Kurz nach der Wahl betonte die CDU/CSU erneut, dass mit ihr kein Kompromiss zum Thema Bürgerrechte und innere Sicherheit zu machen ist. Dabei griff sie die politischen Gegner scharf an.

Manche Bürgerrechtler setzen große Hoffnungen in die FDP, in der kommenden Legislaturperiode den Kurs der Sicherheitspolitik in Deutschland zu verändern - hin zu einem größeren Schutz von Bürgerrechten. Dies jedoch will die CDU nicht zulassen. Wichtige Landesminister der konservativen Partei bezogen gegenüber der Zeitung Welt am Sonntag deutlich Stellung und erklärten, dass für sie ein Eingehen auf Forderungen der FDP auf keinen Fall in Frage kommt.

"Mit der Union wird es auf diesem Feld keinen Kurswechsel geben", sagte der Innenminister-Sprecher der unionsregierten Länder, Volker Bouffier (CDU) aus Hessen. Wer die angesprochenen Sicherheitsgesetze, zu denen das BKA-Gesetz zählt, ersatzlos streichen wolle, handele "unverantwortlich". "Online-Durchsuchungen, das Abhören von Wohnungen, die Speicherung von Telefondaten und die Erfassung von Autokennzeichen sind absolut notwendig. Dieser Sicherheitsstandard darf von der FDP nicht untergraben werden", so Bouffier.

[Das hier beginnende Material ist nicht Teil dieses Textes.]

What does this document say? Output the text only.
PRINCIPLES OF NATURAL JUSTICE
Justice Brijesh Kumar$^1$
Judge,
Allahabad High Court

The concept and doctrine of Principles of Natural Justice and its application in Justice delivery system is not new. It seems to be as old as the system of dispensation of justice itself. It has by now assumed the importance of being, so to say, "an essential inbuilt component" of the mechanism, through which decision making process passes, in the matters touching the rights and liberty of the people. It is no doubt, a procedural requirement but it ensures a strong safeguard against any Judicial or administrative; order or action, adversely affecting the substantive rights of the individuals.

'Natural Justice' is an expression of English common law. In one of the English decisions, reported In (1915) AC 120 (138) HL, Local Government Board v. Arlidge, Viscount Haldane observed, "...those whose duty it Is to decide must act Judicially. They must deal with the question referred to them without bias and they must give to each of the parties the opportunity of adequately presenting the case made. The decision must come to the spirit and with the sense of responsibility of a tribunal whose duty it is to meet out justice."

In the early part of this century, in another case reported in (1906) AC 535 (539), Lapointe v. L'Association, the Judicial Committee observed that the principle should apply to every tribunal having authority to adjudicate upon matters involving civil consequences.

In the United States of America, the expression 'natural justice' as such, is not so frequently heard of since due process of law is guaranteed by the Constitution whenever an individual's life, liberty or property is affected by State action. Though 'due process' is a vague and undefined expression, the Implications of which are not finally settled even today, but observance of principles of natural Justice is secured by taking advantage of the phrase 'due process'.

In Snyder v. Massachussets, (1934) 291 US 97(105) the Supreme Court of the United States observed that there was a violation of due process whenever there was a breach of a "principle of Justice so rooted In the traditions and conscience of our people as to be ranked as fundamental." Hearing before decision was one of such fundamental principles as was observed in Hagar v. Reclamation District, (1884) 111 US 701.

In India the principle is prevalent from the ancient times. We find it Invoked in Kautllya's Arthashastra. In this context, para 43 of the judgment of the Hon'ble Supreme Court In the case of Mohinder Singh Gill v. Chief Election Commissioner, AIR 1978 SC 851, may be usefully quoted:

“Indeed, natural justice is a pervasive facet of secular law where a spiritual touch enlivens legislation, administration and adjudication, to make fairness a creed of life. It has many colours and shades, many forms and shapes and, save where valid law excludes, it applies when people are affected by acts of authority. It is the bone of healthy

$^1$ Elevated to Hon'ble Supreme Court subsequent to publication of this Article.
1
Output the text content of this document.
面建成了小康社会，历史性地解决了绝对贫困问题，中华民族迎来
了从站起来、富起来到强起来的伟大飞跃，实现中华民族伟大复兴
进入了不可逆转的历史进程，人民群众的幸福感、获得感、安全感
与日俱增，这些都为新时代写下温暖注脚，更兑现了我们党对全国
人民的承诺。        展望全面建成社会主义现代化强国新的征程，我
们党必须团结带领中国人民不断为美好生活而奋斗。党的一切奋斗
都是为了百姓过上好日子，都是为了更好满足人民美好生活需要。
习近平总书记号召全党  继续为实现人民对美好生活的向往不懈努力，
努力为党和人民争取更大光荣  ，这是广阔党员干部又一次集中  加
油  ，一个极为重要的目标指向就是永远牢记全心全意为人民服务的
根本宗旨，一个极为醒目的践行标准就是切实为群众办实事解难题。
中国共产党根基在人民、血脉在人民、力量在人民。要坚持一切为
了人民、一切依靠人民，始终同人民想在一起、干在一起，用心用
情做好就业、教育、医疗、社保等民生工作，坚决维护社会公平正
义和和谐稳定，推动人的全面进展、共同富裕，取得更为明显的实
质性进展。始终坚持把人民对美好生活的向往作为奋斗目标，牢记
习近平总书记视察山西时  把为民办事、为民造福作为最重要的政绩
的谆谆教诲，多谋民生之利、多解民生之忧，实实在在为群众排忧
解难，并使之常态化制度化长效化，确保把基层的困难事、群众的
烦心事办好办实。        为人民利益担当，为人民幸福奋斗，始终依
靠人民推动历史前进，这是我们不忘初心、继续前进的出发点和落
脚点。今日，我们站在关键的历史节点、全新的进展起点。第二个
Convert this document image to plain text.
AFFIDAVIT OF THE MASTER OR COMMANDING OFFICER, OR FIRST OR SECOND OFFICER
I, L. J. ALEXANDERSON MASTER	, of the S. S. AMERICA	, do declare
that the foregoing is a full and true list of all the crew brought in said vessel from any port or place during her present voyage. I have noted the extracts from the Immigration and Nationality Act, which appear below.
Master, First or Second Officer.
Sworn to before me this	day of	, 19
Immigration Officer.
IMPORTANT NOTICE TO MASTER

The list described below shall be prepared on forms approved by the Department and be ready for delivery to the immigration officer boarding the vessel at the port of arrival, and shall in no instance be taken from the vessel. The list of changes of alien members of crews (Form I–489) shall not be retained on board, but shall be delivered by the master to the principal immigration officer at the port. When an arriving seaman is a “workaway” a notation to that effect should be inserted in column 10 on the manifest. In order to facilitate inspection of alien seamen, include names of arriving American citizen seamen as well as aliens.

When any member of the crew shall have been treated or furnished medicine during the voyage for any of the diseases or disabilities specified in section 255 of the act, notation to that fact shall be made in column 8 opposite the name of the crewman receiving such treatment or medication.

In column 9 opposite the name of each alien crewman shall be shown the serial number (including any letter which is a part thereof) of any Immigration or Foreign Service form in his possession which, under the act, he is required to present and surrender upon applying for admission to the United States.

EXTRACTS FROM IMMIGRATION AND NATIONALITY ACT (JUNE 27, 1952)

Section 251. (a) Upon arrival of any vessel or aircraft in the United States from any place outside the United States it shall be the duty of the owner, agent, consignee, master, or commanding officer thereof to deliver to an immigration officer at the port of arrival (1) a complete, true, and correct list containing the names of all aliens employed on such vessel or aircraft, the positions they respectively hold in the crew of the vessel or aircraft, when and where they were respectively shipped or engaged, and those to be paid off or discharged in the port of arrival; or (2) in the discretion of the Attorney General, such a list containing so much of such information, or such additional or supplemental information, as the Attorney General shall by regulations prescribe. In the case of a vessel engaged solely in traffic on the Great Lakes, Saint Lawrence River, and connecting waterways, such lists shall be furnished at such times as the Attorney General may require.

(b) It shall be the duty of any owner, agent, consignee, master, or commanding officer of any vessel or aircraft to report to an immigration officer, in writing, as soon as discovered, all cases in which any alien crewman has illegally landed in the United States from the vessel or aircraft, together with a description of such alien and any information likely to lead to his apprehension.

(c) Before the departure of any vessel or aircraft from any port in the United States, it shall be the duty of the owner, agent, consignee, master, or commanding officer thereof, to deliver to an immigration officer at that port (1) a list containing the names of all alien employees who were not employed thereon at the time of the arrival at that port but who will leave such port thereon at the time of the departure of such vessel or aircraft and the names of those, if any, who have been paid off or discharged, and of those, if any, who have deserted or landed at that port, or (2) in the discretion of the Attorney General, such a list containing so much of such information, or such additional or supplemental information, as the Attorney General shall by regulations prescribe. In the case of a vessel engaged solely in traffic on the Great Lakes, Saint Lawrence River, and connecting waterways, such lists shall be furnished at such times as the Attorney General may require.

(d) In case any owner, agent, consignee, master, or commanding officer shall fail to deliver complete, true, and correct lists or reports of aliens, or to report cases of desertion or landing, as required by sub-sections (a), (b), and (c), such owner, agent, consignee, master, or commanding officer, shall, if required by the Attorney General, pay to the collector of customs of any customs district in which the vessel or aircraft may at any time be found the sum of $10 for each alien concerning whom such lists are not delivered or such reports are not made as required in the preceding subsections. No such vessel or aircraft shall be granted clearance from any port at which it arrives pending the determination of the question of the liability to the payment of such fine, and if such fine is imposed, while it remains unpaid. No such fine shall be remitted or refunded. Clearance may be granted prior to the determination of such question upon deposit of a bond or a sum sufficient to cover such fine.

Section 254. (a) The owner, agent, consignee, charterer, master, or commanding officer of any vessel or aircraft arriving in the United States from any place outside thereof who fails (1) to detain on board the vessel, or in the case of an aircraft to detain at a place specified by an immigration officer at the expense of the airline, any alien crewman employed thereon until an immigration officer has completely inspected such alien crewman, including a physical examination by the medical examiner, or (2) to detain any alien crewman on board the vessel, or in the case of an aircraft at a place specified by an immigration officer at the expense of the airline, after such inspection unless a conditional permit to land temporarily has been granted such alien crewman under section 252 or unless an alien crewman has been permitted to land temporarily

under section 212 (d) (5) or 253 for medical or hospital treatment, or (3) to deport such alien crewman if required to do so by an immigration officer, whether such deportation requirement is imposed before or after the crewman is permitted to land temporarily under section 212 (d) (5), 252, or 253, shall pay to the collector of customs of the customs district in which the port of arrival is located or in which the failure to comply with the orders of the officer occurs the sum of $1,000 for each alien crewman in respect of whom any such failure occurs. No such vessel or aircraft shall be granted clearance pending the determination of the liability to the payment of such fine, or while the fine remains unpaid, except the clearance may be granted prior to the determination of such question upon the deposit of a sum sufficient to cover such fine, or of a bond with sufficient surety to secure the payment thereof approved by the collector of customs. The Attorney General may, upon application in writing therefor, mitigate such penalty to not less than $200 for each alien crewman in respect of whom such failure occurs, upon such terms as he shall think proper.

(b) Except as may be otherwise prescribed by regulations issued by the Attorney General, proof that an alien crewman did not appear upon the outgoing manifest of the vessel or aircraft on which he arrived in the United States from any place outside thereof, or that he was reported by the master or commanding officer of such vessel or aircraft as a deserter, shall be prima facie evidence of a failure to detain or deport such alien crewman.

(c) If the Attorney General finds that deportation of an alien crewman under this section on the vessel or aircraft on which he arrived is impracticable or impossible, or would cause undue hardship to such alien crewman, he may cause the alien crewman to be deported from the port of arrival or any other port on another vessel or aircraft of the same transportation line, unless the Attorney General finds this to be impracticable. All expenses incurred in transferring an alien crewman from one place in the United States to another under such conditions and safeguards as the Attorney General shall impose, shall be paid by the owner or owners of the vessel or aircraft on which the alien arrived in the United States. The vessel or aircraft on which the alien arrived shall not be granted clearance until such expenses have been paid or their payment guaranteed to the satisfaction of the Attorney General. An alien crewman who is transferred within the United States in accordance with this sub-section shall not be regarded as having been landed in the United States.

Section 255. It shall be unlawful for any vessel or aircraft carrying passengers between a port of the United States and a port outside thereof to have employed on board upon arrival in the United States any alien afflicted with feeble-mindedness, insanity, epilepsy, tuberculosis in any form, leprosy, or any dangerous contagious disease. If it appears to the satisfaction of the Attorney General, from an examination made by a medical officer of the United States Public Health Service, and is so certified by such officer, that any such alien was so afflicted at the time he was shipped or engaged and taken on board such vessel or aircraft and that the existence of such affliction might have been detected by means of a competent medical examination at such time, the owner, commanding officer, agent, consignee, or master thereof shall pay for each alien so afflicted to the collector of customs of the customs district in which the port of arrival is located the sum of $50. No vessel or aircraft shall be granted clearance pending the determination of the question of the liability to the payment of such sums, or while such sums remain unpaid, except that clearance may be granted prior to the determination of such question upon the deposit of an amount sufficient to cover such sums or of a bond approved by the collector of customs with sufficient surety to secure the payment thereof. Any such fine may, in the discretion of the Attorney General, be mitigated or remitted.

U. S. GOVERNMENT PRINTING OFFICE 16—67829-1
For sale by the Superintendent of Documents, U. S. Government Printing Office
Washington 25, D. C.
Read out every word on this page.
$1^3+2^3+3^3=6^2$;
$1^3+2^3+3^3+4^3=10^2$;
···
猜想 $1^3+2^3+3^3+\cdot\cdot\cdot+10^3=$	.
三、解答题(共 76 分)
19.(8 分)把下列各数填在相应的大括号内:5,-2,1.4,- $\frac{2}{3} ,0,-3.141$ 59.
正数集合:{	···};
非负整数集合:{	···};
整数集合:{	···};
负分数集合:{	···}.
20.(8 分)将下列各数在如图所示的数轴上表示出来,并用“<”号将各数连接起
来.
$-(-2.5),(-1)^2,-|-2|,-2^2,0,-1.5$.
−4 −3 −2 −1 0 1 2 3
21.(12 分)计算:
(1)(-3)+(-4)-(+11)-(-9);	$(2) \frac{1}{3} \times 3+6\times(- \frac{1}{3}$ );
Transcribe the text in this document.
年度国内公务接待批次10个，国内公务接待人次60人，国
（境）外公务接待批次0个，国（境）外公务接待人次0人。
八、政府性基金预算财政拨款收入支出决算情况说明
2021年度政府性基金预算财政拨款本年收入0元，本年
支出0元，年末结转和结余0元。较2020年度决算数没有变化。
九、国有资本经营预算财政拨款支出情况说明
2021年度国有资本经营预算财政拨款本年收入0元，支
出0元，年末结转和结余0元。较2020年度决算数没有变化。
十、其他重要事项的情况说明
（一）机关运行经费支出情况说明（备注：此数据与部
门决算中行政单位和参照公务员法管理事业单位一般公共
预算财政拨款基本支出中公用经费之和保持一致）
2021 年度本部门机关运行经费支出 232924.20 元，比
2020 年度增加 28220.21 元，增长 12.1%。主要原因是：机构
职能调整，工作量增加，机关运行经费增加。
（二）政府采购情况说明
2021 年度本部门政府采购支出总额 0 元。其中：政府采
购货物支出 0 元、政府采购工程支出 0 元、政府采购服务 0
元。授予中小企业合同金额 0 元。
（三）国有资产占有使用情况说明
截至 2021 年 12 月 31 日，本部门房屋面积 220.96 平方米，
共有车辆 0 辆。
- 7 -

Auch die geplanten Netzsperren verteidigte Bouffier, unter anderem mit dem bekannten Argument, es gäbe keinen Rechtsanspruch darauf, kinderpornographische Darstellungen herunterzuladen, ohne dass der Staat eingreift.

Anstatt Sicherheitsmaßnahmen abzubauen, forderte Bouffier gar deren Erweiterung. Ein von ihm befürwortetes Konzept: "Der Verfassungsschutz muss zuständig werden für die Beobachtung der organisierten Kriminalität." Mit einer ähnlichen Forderung hatte das Innenministerium kurz vor der Wahl bereits für Aufsehen gesorgt (gulli:news berichtete). Zudem sprach sich der CDU-Politiker für einen Einsatz der Bundeswehr im Inneren "in einem vernetzten Sicherheitssystem für besondere Aufgaben" aus.

In eine ähnliche Richtung gehen auch die Äußerungen von Niedersachsens Innenminister Uwe Schünemann (CDU), der nach Berichten der Welt "an die Vernunft der FDP appelliert". "Es darf an dem Sicherheitspaket, das die große Koalition geschnürt hat, keine Abstriche geben," betonte Schünemann, "Die FDP will dahinter zurück, aber das ist angesichts der angespannten Sicherheitslage und immer neuer Terror-Drohvideos schlichtweg unverantwortlich". Schünemann sprach sich dafür aus, die bisher nur dem BKA eingeräumten Befugnisse zur Terrorismusbekämpfung (wie etwa Online-Durchsuchungen sowie optische und akustische Wohnraum-Überwachung) auch den Behörden der Bundesländer zu ermöglichen. Auch Maßnahmen wie die Vorratsdatenspeicherung und die Überprüfung von Autokennzeichen seien für eine effektive Verbrechensbekämpfung unbedingt erforderlich, so der CDU-Politiker. Daher werde in diesen Fragen "die Union der FDP auch [...] nicht entgegenkommen."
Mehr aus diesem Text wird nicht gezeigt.